Entre Dinamarca e Niterói, Brasil encontra parceria bicampeã

DOS ENVIADOS A ATENAS

Enredo um: o avô dinamarquês leva o garoto de cinco anos para velejar em uma embarcação que ganhou medalha nos Jogos de 1912. Entre causos e histórias sobre o mar, ensina a trilhar o caminho seguido por toda a família.
Enredo dois: o moleque de 12 anos aceita meio a contragosto o convite de um colega para passear de barco. Gosta da brincadeira e promete tentar de novo.
As histórias são quase opostas. Os personagens também. Mas ambos um dia se cruzaram em Niterói, no Rio. Da reunião, nasceu a parceria mais longeva e premiada do esporte brasileiro.
Torben Schmidt Grael e Marcelo Ferreira dizem que se conhecem há tanto tempo que a memória já apagou o primeiro encontro. Apenas o início da dupla na classe star, coroada ontem com a terceira medalha olímpica, segue fresco nas recordações. "Eu velejava com o Nelson Falcão na classe star em 88. Um dia, ele não pôde me acompanhar em um torneio. Chamei o Marcelo, e fizemos testes. Dali em diante, passamos a competir juntos", explica Torben.
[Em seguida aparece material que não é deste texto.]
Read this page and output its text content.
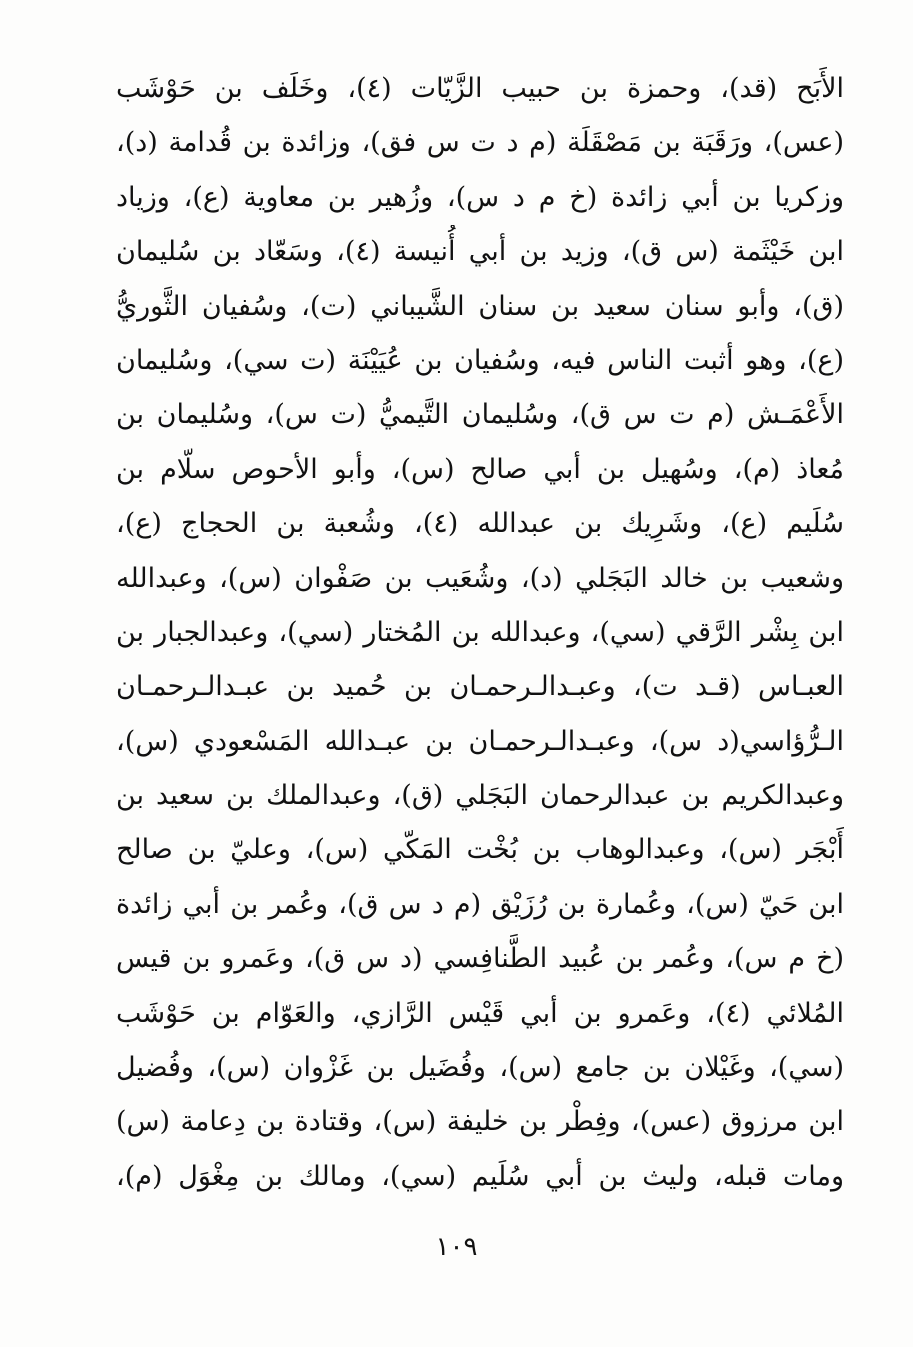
الأَبَح (قد)، وحمزة بن حبيب الزَّيّات (٤)، وخَلَف بن حَوْشَب
(عس)، ورَقَبَة بن مَصْقَلَة (م د ت س فق)، وزائدة بن قُدامة (د)،
وزكريا بن أبي زائدة (خ م د س)، وزُهير بن معاوية (ع)، وزياد
ابن خَيْثَمة (س ق)، وزيد بن أبي أُنيسة (٤)، وسَعّاد بن سُليمان
(ق)، وأبو سنان سعيد بن سنان الشَّيباني (ت)، وسُفيان الثَّوريُّ
(ع)، وهو أثبت الناس فيه، وسُفيان بن عُيَيْنَة (ت سي)، وسُليمان
الأَعْمَـش (م ت س ق)، وسُليمان التَّيميُّ (ت س)، وسُليمان بن
مُعاذ (م)، وسُهيل بن أبي صالح (س)، وأبو الأحوص سلّام بن
سُلَيم (ع)، وشَرِيك بن عبدالله (٤)، وشُعبة بن الحجاج (ع)،
وشعيب بن خالد البَجَلي (د)، وشُعَيب بن صَفْوان (س)، وعبدالله
ابن بِشْر الرَّقي (سي)، وعبدالله بن المُختار (سي)، وعبدالجبار بن
العبـاس (قـد ت)، وعبـدالـرحمـان بن حُميد بن عبـدالـرحمـان
الـرُّؤاسي(د س)، وعبـدالـرحمـان بن عبـدالله المَسْعودي (س)،
وعبدالكريم بن عبدالرحمان البَجَلي (ق)، وعبدالملك بن سعيد بن
أَبْجَر (س)، وعبدالوهاب بن بُخْت المَكّي (س)، وعليّ بن صالح
ابن حَيّ (س)، وعُمارة بن رُزَيْق (م د س ق)، وعُمر بن أبي زائدة
(خ م س)، وعُمر بن عُبيد الطَّنافِسي (د س ق)، وعَمرو بن قيس
المُلائي (٤)، وعَمرو بن أبي قَيْس الرَّازي، والعَوّام بن حَوْشَب
(سي)، وغَيْلان بن جامع (س)، وفُضَيل بن غَزْوان (س)، وفُضيل
ابن مرزوق (عس)، وفِطْر بن خليفة (س)، وقتادة بن دِعامة (س)
ومات قبله، وليث بن أبي سُلَيم (سي)، ومالك بن مِغْوَل (م)،
١٠٩
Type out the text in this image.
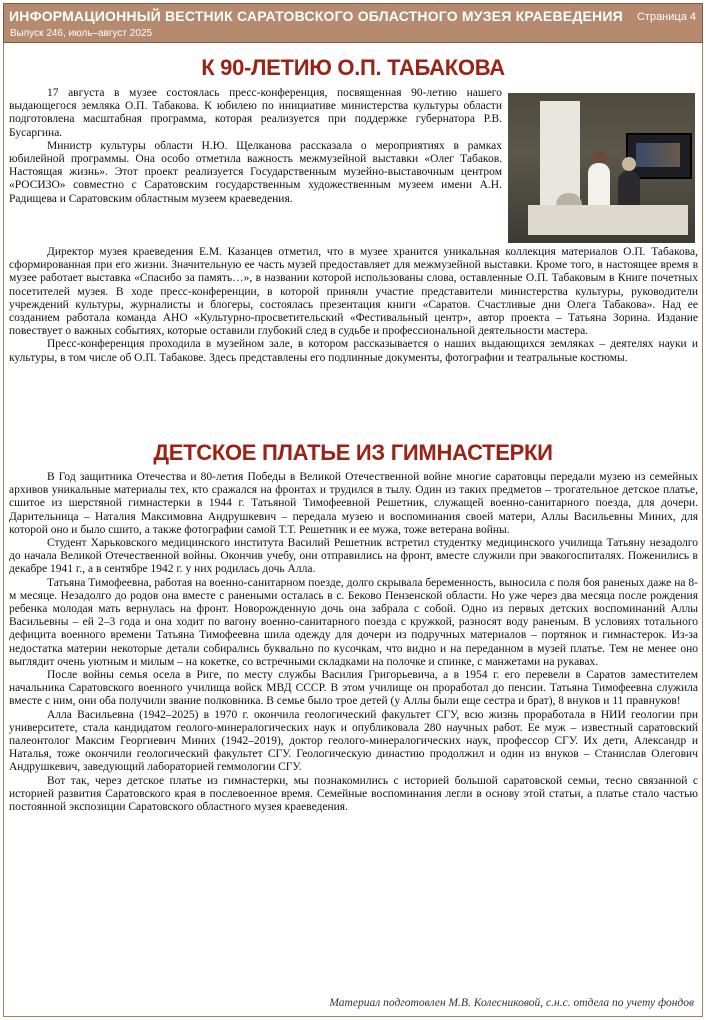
ИНФОРМАЦИОННЫЙ ВЕСТНИК САРАТОВСКОГО ОБЛАСТНОГО МУЗЕЯ КРАЕВЕДЕНИЯ
Выпуск 246, июль–август 2025
Страница 4
К 90-ЛЕТИЮ О.П. ТАБАКОВА

17 августа в музее состоялась пресс-конференция, посвященная 90-летию нашего выдающегося земляка О.П. Табакова. К юбилею по инициативе министерства культуры области подготовлена масштабная программа, которая реализуется при поддержке губернатора Р.В. Бусаргина.

Министр культуры области Н.Ю. Щелканова рассказала о мероприятиях в рамках юбилейной программы. Она особо отметила важность межмузейной выставки «Олег Табаков. Настоящая жизнь». Этот проект реализуется Государственным музейно-выставочным центром «РОСИЗО» совместно с Саратовским государственным художественным музеем имени А.Н. Радищева и Саратовским областным музеем краеведения.

Директор музея краеведения Е.М. Казанцев отметил, что в музее хранится уникальная коллекция материалов О.П. Табакова, сформированная при его жизни. Значительную ее часть музей предоставляет для межмузейной выставки. Кроме того, в настоящее время в музее работает выставка «Спасибо за память…», в названии которой использованы слова, оставленные О.П. Табаковым в Книге почетных посетителей музея. В ходе пресс-конференции, в которой приняли участие представители министерства культуры, руководители учреждений культуры, журналисты и блогеры, состоялась презентация книги «Саратов. Счастливые дни Олега Табакова». Над ее созданием работала команда АНО «Культурно-просветительский «Фестивальный центр», автор проекта – Татьяна Зорина. Издание повествует о важных событиях, которые оставили глубокий след в судьбе и профессиональной деятельности мастера.

Пресс-конференция проходила в музейном зале, в котором рассказывается о наших выдающихся земляках – деятелях науки и культуры, в том числе об О.П. Табакове. Здесь представлены его подлинные документы, фотографии и театральные костюмы.

ДЕТСКОЕ ПЛАТЬЕ ИЗ ГИМНАСТЕРКИ

В Год защитника Отечества и 80-летия Победы в Великой Отечественной войне многие саратовцы передали музею из семейных архивов уникальные материалы тех, кто сражался на фронтах и трудился в тылу. Один из таких предметов – трогательное детское платье, сшитое из шерстяной гимнастерки в 1944 г. Татьяной Тимофеевной Решетник, служащей военно-санитарного поезда, для дочери. Дарительница – Наталия Максимовна Андрушкевич – передала музею и воспоминания своей матери, Аллы Васильевны Миних, для которой оно и было сшито, а также фотографии самой Т.Т. Решетник и ее мужа, тоже ветерана войны.

Студент Харьковского медицинского института Василий Решетник встретил студентку медицинского училища Татьяну незадолго до начала Великой Отечественной войны. Окончив учебу, они отправились на фронт, вместе служили при эвакогоспиталях. Поженились в декабре 1941 г., а в сентябре 1942 г. у них родилась дочь Алла.

Татьяна Тимофеевна, работая на военно-санитарном поезде, долго скрывала беременность, выносила с поля боя раненых даже на 8-м месяце. Незадолго до родов она вместе с ранеными осталась в с. Беково Пензенской области. Но уже через два месяца после рождения ребенка молодая мать вернулась на фронт. Новорожденную дочь она забрала с собой. Одно из первых детских воспоминаний Аллы Васильевны – ей 2–3 года и она ходит по вагону военно-санитарного поезда с кружкой, разносят воду раненым. В условиях тотального дефицита военного времени Татьяна Тимофеевна шила одежду для дочери из подручных материалов – портянок и гимнастерок. Из-за недостатка материи некоторые детали собирались буквально по кусочкам, что видно и на переданном в музей платье. Тем не менее оно выглядит очень уютным и милым – на кокетке, со встречными складками на полочке и спинке, с манжетами на рукавах.

После войны семья осела в Риге, по месту службы Василия Григорьевича, а в 1954 г. его перевели в Саратов заместителем начальника Саратовского военного училища войск МВД СССР. В этом училище он проработал до пенсии. Татьяна Тимофеевна служила вместе с ним, они оба получили звание полковника. В семье было трое детей (у Аллы были еще сестра и брат), 8 внуков и 11 правнуков!

Алла Васильевна (1942–2025) в 1970 г. окончила геологический факультет СГУ, всю жизнь проработала в НИИ геологии при университете, стала кандидатом геолого-минералогических наук и опубликовала 280 научных работ. Ее муж – известный саратовский палеонтолог Максим Георгиевич Миних (1942–2019), доктор геолого-минералогических наук, профессор СГУ. Их дети, Александр и Наталья, тоже окончили геологический факультет СГУ. Геологическую династию продолжил и один из внуков – Станислав Олегович Андрушкевич, заведующий лабораторией геммологии СГУ.

Вот так, через детское платье из гимнастерки, мы познакомились с историей большой саратовской семьи, тесно связанной с историей развития Саратовского края в послевоенное время. Семейные воспоминания легли в основу этой статьи, а платье стало частью постоянной экспозиции Саратовского областного музея краеведения.

Материал подготовлен М.В. Колесниковой, с.н.с. отдела по учету фондов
Sua entrada no mundo da vela era inevitável. Prebben, o avô que migrou da Dinamarca para o Brasil, ensinou aos descendentes o gosto pela modalidade. A relíquia da família era o Ailen, barco da extinta classe 6 m, usado por três de seus conterrâneos na conquista da prata em Estocolmo-1912.
Quando criança, Torben passeava nele com os tios Axel e Eric, outros que também puderam colocar a palavra olímpico no currículo -competiram na Cidade do México-1968 e em Munique-1972. "Eles eram muito técnicos. Sabiam tudo de mar, de vento e de equipamento. Tive uma ótima escola desde cedo", diz Torben.
De lá para cá, o garoto virou homem sério, sisudo, que quase nunca revela suas emoções. E que também virou campeão, o maior da prole. Ontem, a quinta medalha olímpica ratificou o apelido de "Turbina", que ganhou pela forma como conduz barcos no mar.
Um importante ingrediente, contudo, às vezes fica de fora quando a carreira do velejador é passada a limpo. Com a palavra, quem mais o conhece: "Poucos sabem o verdadeiro valor do Marcelo. O Torben sempre precisou de um cara mais extrovertido para balancear a dupla. Os méritos das conquistas são divididos", diz Andréia, mulher do recordista.
A situação é curiosa. Ferreira, 38, tem dois ouros (além de Atenas, venceu em Atlanta-96) e um bronze, da última edição dos Jogos. Mas é sempre eclipsado pelo parceiro. "O importante é que viemos resgatar o ouro que deixamos cair no mar. Sei que internacionalmente sou mais reconhecido do que no Brasil. Não ligo."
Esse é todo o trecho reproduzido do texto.